The Rally believes that there is nothing innately wrong in a superannuated Territory resident acquiring a second residence as a hedge against inflation and lower indexation of superannuation payments. Generally speaking, Territory landlords are not exploitive, and measures to deal with those who may be were recently introduced in amendments pressed by the Rally and the Alliance in government by way of the creation of the Rental Bond Board and the referral of the landlord and tenancy legislation to the community law reform group. There is, therefore, a strong basis for setting a value limit for the imposition of such a tax. Suggestions are that it be matched to the limit set in New South Wales and/or at a ceiling of $160,000 value.
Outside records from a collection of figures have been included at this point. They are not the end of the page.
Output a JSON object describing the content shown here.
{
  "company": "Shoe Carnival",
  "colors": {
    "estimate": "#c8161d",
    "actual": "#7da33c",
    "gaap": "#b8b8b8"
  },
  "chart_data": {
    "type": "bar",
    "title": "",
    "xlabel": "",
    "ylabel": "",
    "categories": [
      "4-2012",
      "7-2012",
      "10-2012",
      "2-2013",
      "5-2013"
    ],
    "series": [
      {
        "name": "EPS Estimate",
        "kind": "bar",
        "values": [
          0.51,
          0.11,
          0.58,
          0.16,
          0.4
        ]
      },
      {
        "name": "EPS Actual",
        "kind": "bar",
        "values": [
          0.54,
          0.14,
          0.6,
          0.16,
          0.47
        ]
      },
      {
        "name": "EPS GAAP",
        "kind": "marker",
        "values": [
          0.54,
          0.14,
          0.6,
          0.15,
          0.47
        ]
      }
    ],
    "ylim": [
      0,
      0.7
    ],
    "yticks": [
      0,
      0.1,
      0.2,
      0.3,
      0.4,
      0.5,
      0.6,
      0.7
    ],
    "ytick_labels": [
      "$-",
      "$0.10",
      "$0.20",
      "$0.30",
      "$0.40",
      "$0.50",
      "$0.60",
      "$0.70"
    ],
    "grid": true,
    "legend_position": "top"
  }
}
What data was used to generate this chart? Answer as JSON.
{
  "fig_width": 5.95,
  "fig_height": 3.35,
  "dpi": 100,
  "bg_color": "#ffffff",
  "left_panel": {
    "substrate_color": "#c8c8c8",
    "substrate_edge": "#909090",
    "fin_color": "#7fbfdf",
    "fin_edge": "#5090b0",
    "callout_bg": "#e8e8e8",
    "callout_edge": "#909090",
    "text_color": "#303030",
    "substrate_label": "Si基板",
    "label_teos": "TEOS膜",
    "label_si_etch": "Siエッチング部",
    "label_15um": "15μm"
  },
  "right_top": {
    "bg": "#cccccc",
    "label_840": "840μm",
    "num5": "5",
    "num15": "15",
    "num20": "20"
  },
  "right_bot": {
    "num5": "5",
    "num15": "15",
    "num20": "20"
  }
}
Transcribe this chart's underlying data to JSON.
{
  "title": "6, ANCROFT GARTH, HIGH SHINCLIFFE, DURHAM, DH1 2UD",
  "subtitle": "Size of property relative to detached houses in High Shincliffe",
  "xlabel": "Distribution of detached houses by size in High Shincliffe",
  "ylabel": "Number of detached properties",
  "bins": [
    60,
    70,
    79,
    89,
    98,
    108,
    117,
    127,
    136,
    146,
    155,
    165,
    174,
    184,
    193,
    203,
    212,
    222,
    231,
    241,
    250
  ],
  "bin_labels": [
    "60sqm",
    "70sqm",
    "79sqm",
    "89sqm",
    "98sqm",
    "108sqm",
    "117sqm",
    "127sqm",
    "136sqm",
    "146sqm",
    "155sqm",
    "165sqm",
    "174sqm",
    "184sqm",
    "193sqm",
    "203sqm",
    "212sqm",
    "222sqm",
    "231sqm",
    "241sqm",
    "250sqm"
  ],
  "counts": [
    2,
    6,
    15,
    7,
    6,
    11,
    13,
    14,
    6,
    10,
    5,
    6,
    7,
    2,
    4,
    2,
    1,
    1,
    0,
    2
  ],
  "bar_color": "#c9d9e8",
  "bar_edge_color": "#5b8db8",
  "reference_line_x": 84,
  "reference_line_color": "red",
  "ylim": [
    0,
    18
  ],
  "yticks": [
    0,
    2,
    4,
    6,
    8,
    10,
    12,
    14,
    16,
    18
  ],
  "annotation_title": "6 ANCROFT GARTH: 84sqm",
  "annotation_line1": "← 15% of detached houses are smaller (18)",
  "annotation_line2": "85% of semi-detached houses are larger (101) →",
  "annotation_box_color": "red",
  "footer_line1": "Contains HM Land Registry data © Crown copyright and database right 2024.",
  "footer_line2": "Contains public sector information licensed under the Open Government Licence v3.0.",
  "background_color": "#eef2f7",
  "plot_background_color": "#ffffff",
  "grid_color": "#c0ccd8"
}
We leave this proposed repeal amendment on the floor and await moves by both the Government and the Liberal Party to come to terms on this issue. The Rally would be prepared to support reintroduction of a land tax based on a sensible value ceiling, an equitable collection system, and the maintenance of current discretionary rulings by the commissioner for those forced to pay rent by reason of employment outside the Territory, together with the statutory exemption moved by the Rally during passage of the Bill for those on three years and less service abroad.